Just before the holiday weekend, the evening news ran a short story about the number of people expected to be traveling by car, despite a rise in the price of gas over the prior several weeks. This led me to reflect—as these things are wont to do—on a period in my life when you had to wait in long lines for gas, with no assurance that any would be left when you reached the pump. Yes, I’m talking about 1973, the year I got my driver’s license, just in time for the Arab oil embargo and the resulting gas shortages. It was also the year of these songs, in case you were wondering.
It turns out things were indeed as bad as I remember. And Andreas Killen, in his book 1973 Nervous Breakdown, reminds me that they were, in fact, much worse. As a child of the sixties, I have always had a vague feeling that sometime in the early seventies everything seemed to change. Killen designates 1973 as the year that happened. “By any standard,” he writes, “1973 marked a genuine low point in US history.”
In addition to the oil embargo, in 1973 the Vietnam
War ended (much to my relief, as I was approaching draft age), coming to a grinding halt, not (as they say) with a bang but a whimper, becoming the first war popularly regarded as having been lost by the US. Add to that the beginnings of a “startling political crisis” arising out of the Watergate affair.
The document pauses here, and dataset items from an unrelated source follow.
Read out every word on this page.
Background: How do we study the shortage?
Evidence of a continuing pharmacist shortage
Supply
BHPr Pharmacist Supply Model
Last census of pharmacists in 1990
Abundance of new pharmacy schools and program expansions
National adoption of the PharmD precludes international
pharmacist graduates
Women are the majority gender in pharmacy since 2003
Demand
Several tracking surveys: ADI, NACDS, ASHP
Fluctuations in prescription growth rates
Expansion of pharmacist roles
On top of all that, the economy tanked, signaling “the end of the greatest prolonged boom in the history of capitalism.” The result? “Any one of these events alone would have challenged America’s image of itself; together they shook the national psyche to its very core.”
With the benefit of hindsight, it seems that perhaps the greatest outcome of the resulting cultural reboot, arising from the loss of confidence in the government at the same time the economy stagnated, was a shift of faith to the private sector. With this shift came renewed and reinvigorated entrepreneurial activity, which has blossomed ever since.